A few months ago, my doctor showed off an AI transcription tool he used to record and summarize patient meetings. In my case, the summary was fine, but researchers cited in this report by The Associated Press have found that’s not always the case for transcriptions created by OpenAI’s Whisper, which powers a tool many hospitals use — sometimes it just makes things up entirely.

Whisper is used by a company called Nabla for a tool that it estimates has transcribed 7 million medical conversations, according to AP. More than 30,000 clinicians and 40 health systems use it, the outlet writes. The report says that Nabla officials “are aware that Whisper can hallucinate and are addressing the problem.” In a blog post published Monday, execs wrote that their model includes improvements to account for the “well-documented limitations of Whisper.”

Harms perpetuating violence involve misrepresentation of a speaker’s words that could become part of a formal record (e.g. in a courtroom trial); we present 3 subcategories of examples: physical violence, sexual innuendo, and demographic stereotyping (4/14) pic.twitter.com/zhsKxI2qNs

— Allison Koenecke (@allisonkoe) June 3, 2024

A group of researchers from Cornell University, the University of Washington, and others described their findings in a peer-reviewed study presented in June at the Association for Computing Machinery FAccT conference.

According to the researchers, “While many of Whisper’s transcriptions were highly accurate, we find that roughly one percent of audio transcriptions contained entire hallucinated phrases or sentences which did not exist in any form in the underlying audio… 38 percent of hallucinations include explicit harms such as perpetuating violence, making up inaccurate associations, or implying false authority.”

The researchers noted that “hallucinations disproportionately occur for individuals who speak with longer shares of non-vocal durations,” which they said is more common for those with a language disorder called aphasia.
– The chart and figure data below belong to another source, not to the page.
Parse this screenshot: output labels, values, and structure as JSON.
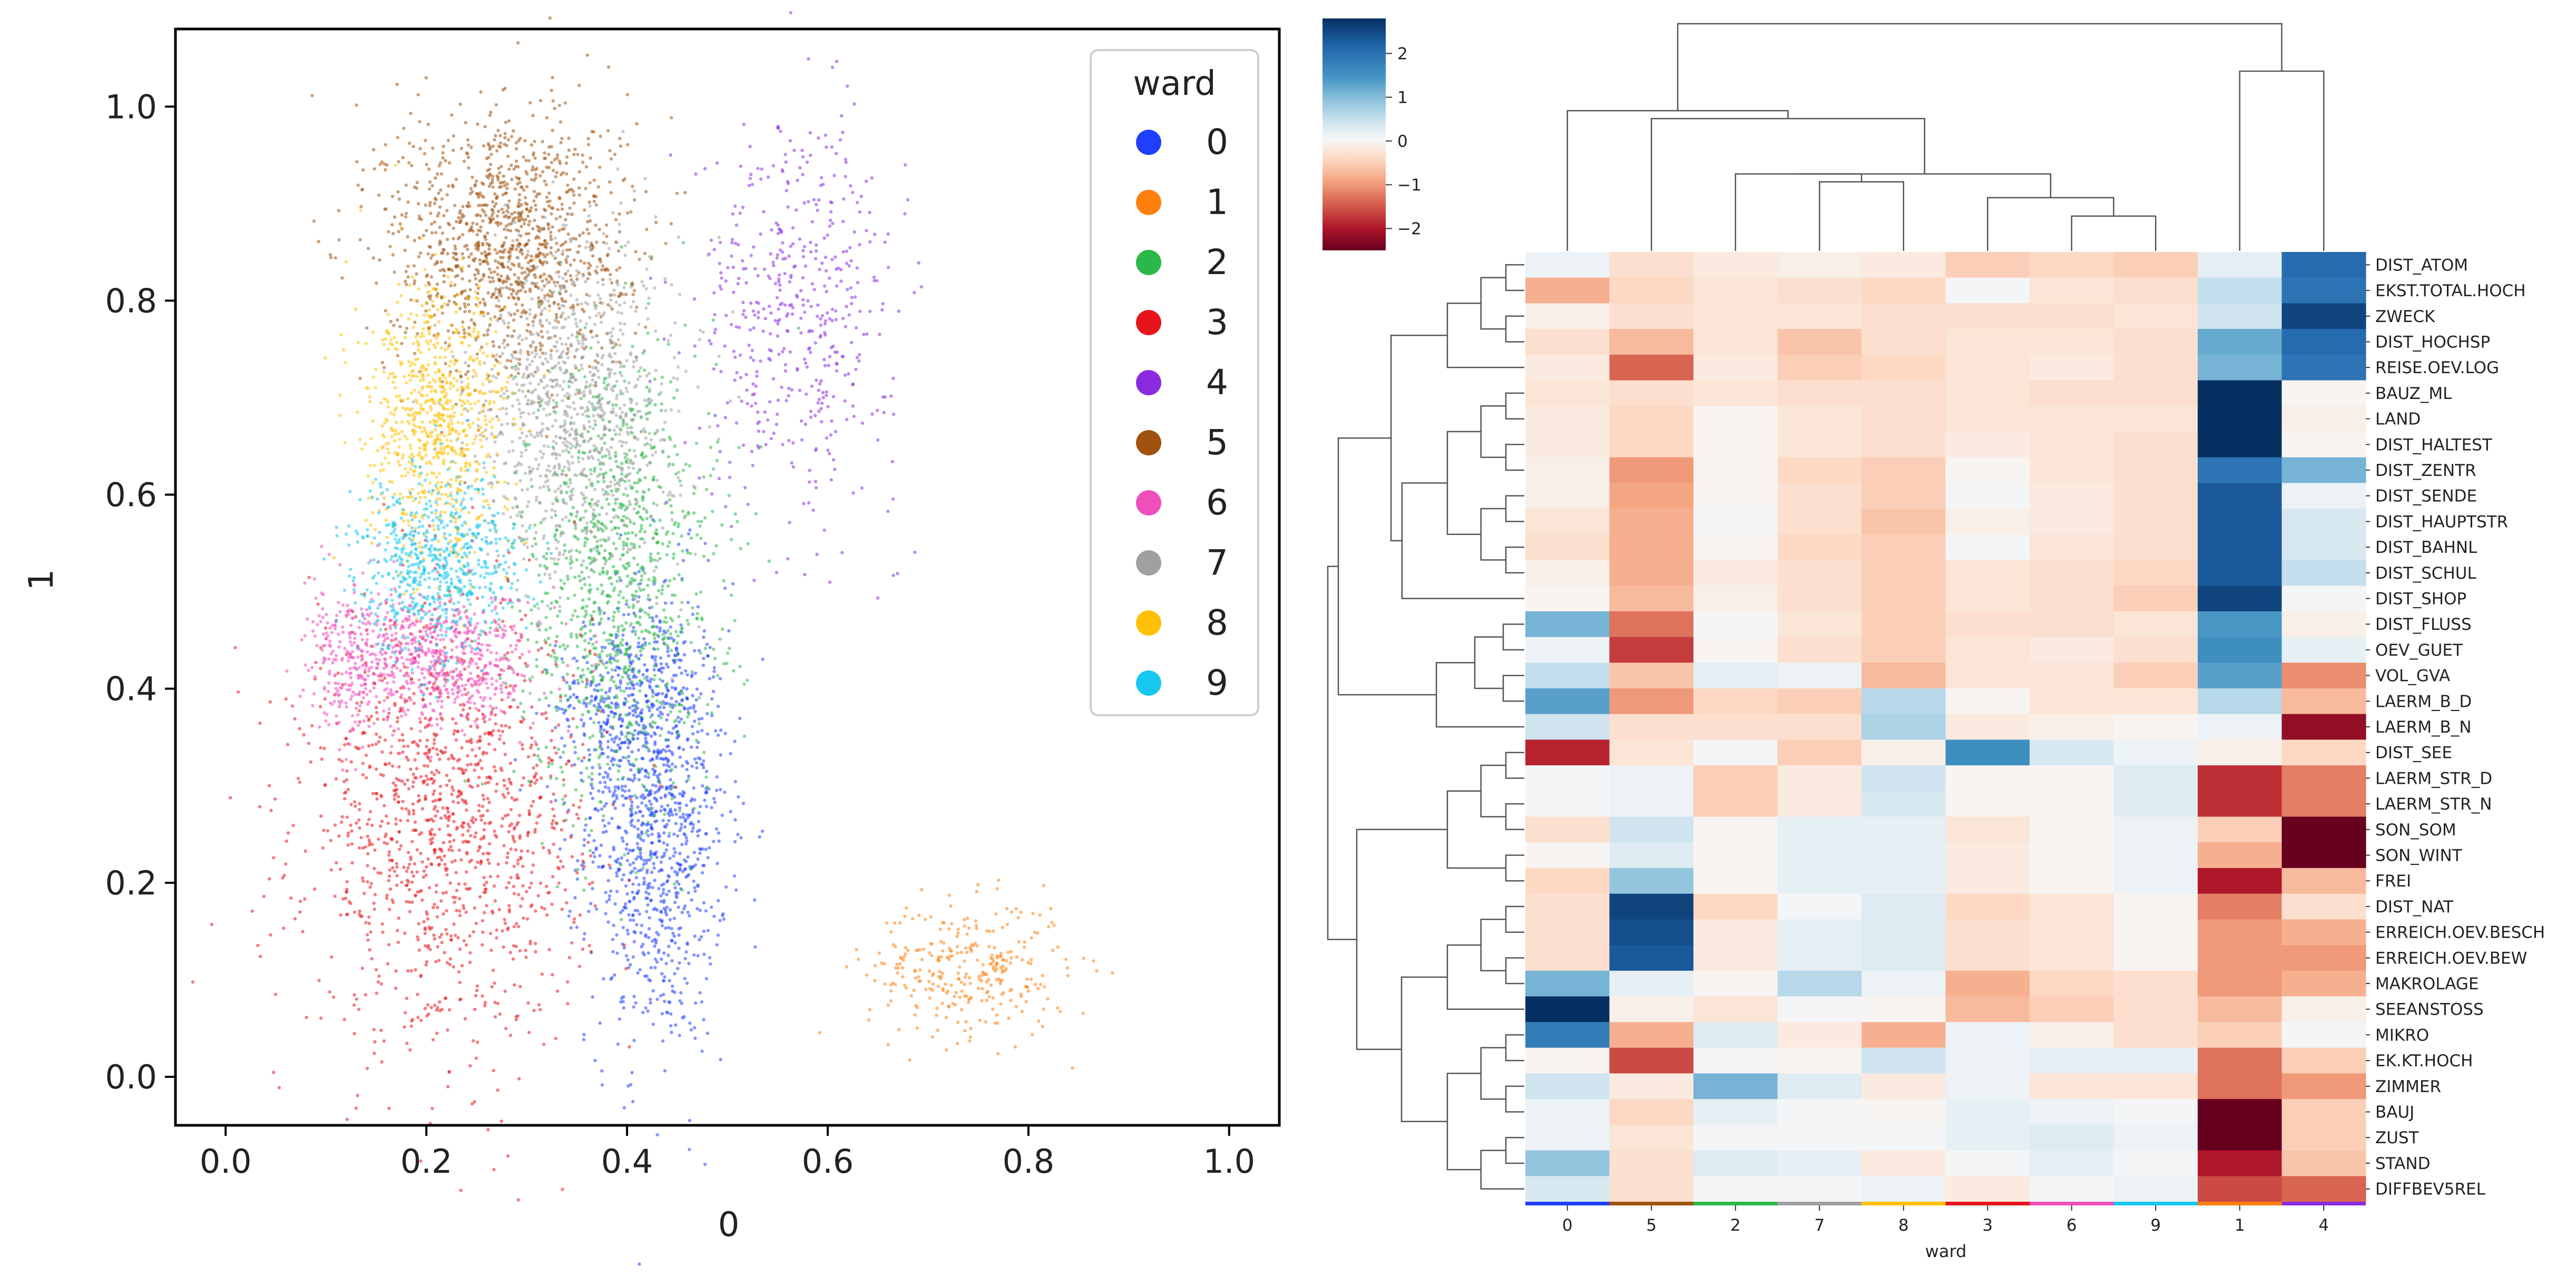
{
  "chart_data": [
    {
      "type": "scatter",
      "xlabel": "0",
      "ylabel": "1",
      "xlim": [
        -0.05,
        1.05
      ],
      "ylim": [
        -0.05,
        1.08
      ],
      "xticks": [
        "0.0",
        "0.2",
        "0.4",
        "0.6",
        "0.8",
        "1.0"
      ],
      "yticks": [
        "0.0",
        "0.2",
        "0.4",
        "0.6",
        "0.8",
        "1.0"
      ],
      "legend": {
        "title": "ward",
        "placement": "top-right",
        "entries": [
          "0",
          "1",
          "2",
          "3",
          "4",
          "5",
          "6",
          "7",
          "8",
          "9"
        ]
      },
      "colors": [
        "#1f3fff",
        "#ff7f0e",
        "#2bb84a",
        "#e8141c",
        "#8a2be2",
        "#a0520e",
        "#ee4fbb",
        "#a0a0a0",
        "#ffc107",
        "#17c7f0"
      ],
      "clusters": [
        {
          "label": "0",
          "center": [
            0.43,
            0.27
          ],
          "spread": [
            0.035,
            0.12
          ],
          "n": 1100
        },
        {
          "label": "0",
          "center": [
            0.39,
            0.38
          ],
          "spread": [
            0.03,
            0.04
          ],
          "n": 250
        },
        {
          "label": "1",
          "center": [
            0.74,
            0.11
          ],
          "spread": [
            0.05,
            0.035
          ],
          "n": 320
        },
        {
          "label": "2",
          "center": [
            0.39,
            0.51
          ],
          "spread": [
            0.05,
            0.12
          ],
          "n": 1100
        },
        {
          "label": "3",
          "center": [
            0.22,
            0.26
          ],
          "spread": [
            0.07,
            0.11
          ],
          "n": 1300
        },
        {
          "label": "4",
          "center": [
            0.57,
            0.79
          ],
          "spread": [
            0.05,
            0.1
          ],
          "n": 500
        },
        {
          "label": "5",
          "center": [
            0.28,
            0.86
          ],
          "spread": [
            0.06,
            0.07
          ],
          "n": 1200
        },
        {
          "label": "6",
          "center": [
            0.21,
            0.43
          ],
          "spread": [
            0.05,
            0.035
          ],
          "n": 700
        },
        {
          "label": "6",
          "center": [
            0.12,
            0.42
          ],
          "spread": [
            0.02,
            0.04
          ],
          "n": 180
        },
        {
          "label": "7",
          "center": [
            0.35,
            0.69
          ],
          "spread": [
            0.05,
            0.09
          ],
          "n": 1100
        },
        {
          "label": "8",
          "center": [
            0.21,
            0.67
          ],
          "spread": [
            0.035,
            0.07
          ],
          "n": 800
        },
        {
          "label": "9",
          "center": [
            0.21,
            0.53
          ],
          "spread": [
            0.04,
            0.045
          ],
          "n": 650
        }
      ]
    },
    {
      "type": "heatmap",
      "xlabel": "ward",
      "columns": [
        "0",
        "5",
        "2",
        "7",
        "8",
        "3",
        "6",
        "9",
        "1",
        "4"
      ],
      "rows": [
        "DIST_ATOM",
        "EKST.TOTAL.HOCH",
        "ZWECK",
        "DIST_HOCHSP",
        "REISE.OEV.LOG",
        "BAUZ_ML",
        "LAND",
        "DIST_HALTEST",
        "DIST_ZENTR",
        "DIST_SENDE",
        "DIST_HAUPTSTR",
        "DIST_BAHNL",
        "DIST_SCHUL",
        "DIST_SHOP",
        "DIST_FLUSS",
        "OEV_GUET",
        "VOL_GVA",
        "LAERM_B_D",
        "LAERM_B_N",
        "DIST_SEE",
        "LAERM_STR_D",
        "LAERM_STR_N",
        "SON_SOM",
        "SON_WINT",
        "FREI",
        "DIST_NAT",
        "ERREICH.OEV.BESCH",
        "ERREICH.OEV.BEW",
        "MAKROLAGE",
        "SEEANSTOSS",
        "MIKRO",
        "EK.KT.HOCH",
        "ZIMMER",
        "BAUJ",
        "ZUST",
        "STAND",
        "DIFFBEV5REL"
      ],
      "colorbar": {
        "min": -2.5,
        "max": 2.8,
        "ticks": [
          "2",
          "1",
          "0",
          "−1",
          "−2"
        ],
        "cmap": "RdBu"
      },
      "values": [
        [
          0.3,
          -0.3,
          -0.1,
          0.0,
          -0.1,
          -0.5,
          -0.4,
          -0.5,
          0.4,
          2.2
        ],
        [
          -0.8,
          -0.4,
          -0.2,
          -0.3,
          -0.4,
          0.2,
          -0.2,
          -0.3,
          0.8,
          2.1
        ],
        [
          0.0,
          -0.3,
          -0.2,
          -0.2,
          -0.3,
          -0.3,
          -0.3,
          -0.2,
          0.7,
          2.6
        ],
        [
          -0.3,
          -0.7,
          -0.2,
          -0.6,
          -0.3,
          -0.2,
          -0.2,
          -0.3,
          1.5,
          2.2
        ],
        [
          -0.1,
          -1.4,
          -0.1,
          -0.5,
          -0.4,
          -0.2,
          -0.1,
          -0.3,
          1.4,
          2.1
        ],
        [
          -0.2,
          -0.3,
          -0.2,
          -0.3,
          -0.3,
          -0.2,
          -0.3,
          -0.3,
          3.0,
          0.1
        ],
        [
          -0.1,
          -0.4,
          0.1,
          -0.2,
          -0.3,
          -0.2,
          -0.2,
          -0.2,
          3.0,
          0.0
        ],
        [
          -0.1,
          -0.4,
          0.1,
          -0.2,
          -0.3,
          -0.1,
          -0.2,
          -0.3,
          3.0,
          0.1
        ],
        [
          0.0,
          -1.0,
          0.1,
          -0.4,
          -0.5,
          0.1,
          -0.2,
          -0.3,
          2.1,
          1.4
        ],
        [
          0.0,
          -0.9,
          0.1,
          -0.3,
          -0.5,
          0.2,
          -0.1,
          -0.3,
          2.4,
          0.3
        ],
        [
          -0.2,
          -0.8,
          0.2,
          -0.3,
          -0.6,
          0.0,
          -0.1,
          -0.3,
          2.4,
          0.6
        ],
        [
          -0.3,
          -0.8,
          0.1,
          -0.4,
          -0.5,
          0.2,
          -0.2,
          -0.3,
          2.4,
          0.6
        ],
        [
          0.0,
          -0.8,
          -0.1,
          -0.3,
          -0.5,
          -0.2,
          -0.3,
          -0.4,
          2.4,
          0.8
        ],
        [
          0.1,
          -0.7,
          0.0,
          -0.3,
          -0.5,
          -0.2,
          -0.3,
          -0.5,
          2.6,
          0.2
        ],
        [
          1.4,
          -1.3,
          0.2,
          -0.2,
          -0.5,
          -0.3,
          -0.3,
          -0.2,
          1.7,
          0.0
        ],
        [
          0.3,
          -1.7,
          0.1,
          -0.3,
          -0.5,
          -0.2,
          -0.1,
          -0.3,
          1.8,
          0.4
        ],
        [
          0.8,
          -0.6,
          0.4,
          0.3,
          -0.7,
          -0.2,
          -0.2,
          -0.5,
          1.6,
          -1.1
        ],
        [
          1.6,
          -1.0,
          -0.4,
          -0.5,
          0.9,
          0.1,
          -0.2,
          -0.2,
          0.9,
          -0.7
        ],
        [
          0.7,
          -0.3,
          -0.3,
          -0.3,
          1.0,
          -0.1,
          0.0,
          0.1,
          0.3,
          -2.2
        ],
        [
          -1.9,
          -0.2,
          0.2,
          -0.5,
          0.0,
          1.8,
          0.6,
          0.3,
          0.0,
          -0.4
        ],
        [
          0.2,
          0.3,
          -0.5,
          -0.1,
          0.7,
          0.1,
          0.1,
          0.5,
          -1.8,
          -1.2
        ],
        [
          0.2,
          0.3,
          -0.5,
          -0.1,
          0.6,
          0.1,
          0.1,
          0.5,
          -1.8,
          -1.2
        ],
        [
          -0.3,
          0.7,
          0.1,
          0.4,
          0.4,
          -0.2,
          0.1,
          0.3,
          -0.5,
          -2.5
        ],
        [
          0.1,
          0.5,
          0.1,
          0.4,
          0.4,
          -0.1,
          0.1,
          0.3,
          -0.8,
          -2.5
        ],
        [
          -0.4,
          1.2,
          0.1,
          0.4,
          0.4,
          -0.1,
          0.1,
          0.3,
          -2.0,
          -0.7
        ],
        [
          -0.3,
          2.6,
          -0.4,
          0.2,
          0.5,
          -0.4,
          -0.2,
          0.1,
          -1.2,
          -0.3
        ],
        [
          -0.3,
          2.5,
          -0.1,
          0.4,
          0.5,
          -0.3,
          -0.2,
          0.1,
          -1.0,
          -0.8
        ],
        [
          -0.3,
          2.4,
          -0.1,
          0.4,
          0.5,
          -0.3,
          -0.2,
          0.1,
          -1.0,
          -1.0
        ],
        [
          1.4,
          0.4,
          0.1,
          0.9,
          0.3,
          -0.8,
          -0.4,
          -0.3,
          -1.0,
          -0.8
        ],
        [
          2.8,
          0.0,
          -0.2,
          0.2,
          0.1,
          -0.7,
          -0.5,
          -0.3,
          -0.7,
          0.0
        ],
        [
          2.0,
          -0.8,
          0.5,
          -0.1,
          -0.8,
          0.3,
          0.0,
          -0.3,
          -0.5,
          0.2
        ],
        [
          0.1,
          -1.6,
          0.2,
          0.1,
          0.7,
          0.3,
          0.4,
          0.4,
          -1.3,
          -0.5
        ],
        [
          0.7,
          -0.1,
          1.4,
          0.5,
          -0.1,
          0.3,
          -0.2,
          -0.2,
          -1.3,
          -1.0
        ],
        [
          0.3,
          -0.4,
          0.4,
          0.2,
          0.1,
          0.4,
          0.3,
          0.2,
          -2.7,
          -0.5
        ],
        [
          0.3,
          -0.2,
          0.2,
          0.2,
          0.2,
          0.4,
          0.5,
          0.3,
          -2.7,
          -0.5
        ],
        [
          1.2,
          -0.3,
          0.5,
          0.4,
          -0.1,
          0.2,
          0.4,
          0.2,
          -2.0,
          -0.6
        ],
        [
          0.6,
          -0.3,
          0.2,
          0.2,
          0.3,
          -0.1,
          0.2,
          0.3,
          -1.6,
          -1.4
        ]
      ],
      "col_colors": [
        "#1f3fff",
        "#a0520e",
        "#2bb84a",
        "#a0a0a0",
        "#ffc107",
        "#e8141c",
        "#ee4fbb",
        "#17c7f0",
        "#ff7f0e",
        "#8a2be2"
      ]
    }
  ]
}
Many of the recordings they used were gathered from TalkBank’s AphasiaBank.

One of the researchers, Allison Koenecke of Cornell University, posted a thread about the study showing several examples like the one included above.

The researchers found that the AI-added words could include invented medical conditions or phrases you might expect from a YouTube video, such as “Thank you for watching!” (OpenAI reportedly used to transcribe over a million hours of YouTube videos to train GPT-4.)

OpenAI spokesperson Taya Christianson emailed a statement to The Verge:

We take this issue seriously and are continually working to improve, including reducing hallucinations. For Whisper use on our API platform, our usage policies prohibit use in certain high-stakes decision-making contexts, and our model card for open-source use includes recommendations against use in high-risk domains. We thank researchers for sharing their findings.

On Monday, Nabla CTO Martin Raison and machine learning engineer Sam Humeau published a blog post titled “How Nabla uses Whisper.” Raison and Humeau say Nabla’s transcriptions are “not directly included in the patient record,” with a second layer of checking by a large language model (LLM) query against the transcript and the context of the patient and that “Only facts for which we find definitive proof are considered valid.”

They also say that it has processed “9 million medical encounters” and that “while some transcription errors were sometimes reported, hallucination has never been reported as a significant issue.”

Update, October 28th: Added blog post from Nabla.

Update, October 29th: Clarified that the Cornell University, etc. study was peer-reviewed.

Correction, October 29th: A previous version of this story cited ABC News. The story cited was published by The Associated Press, not ABC News.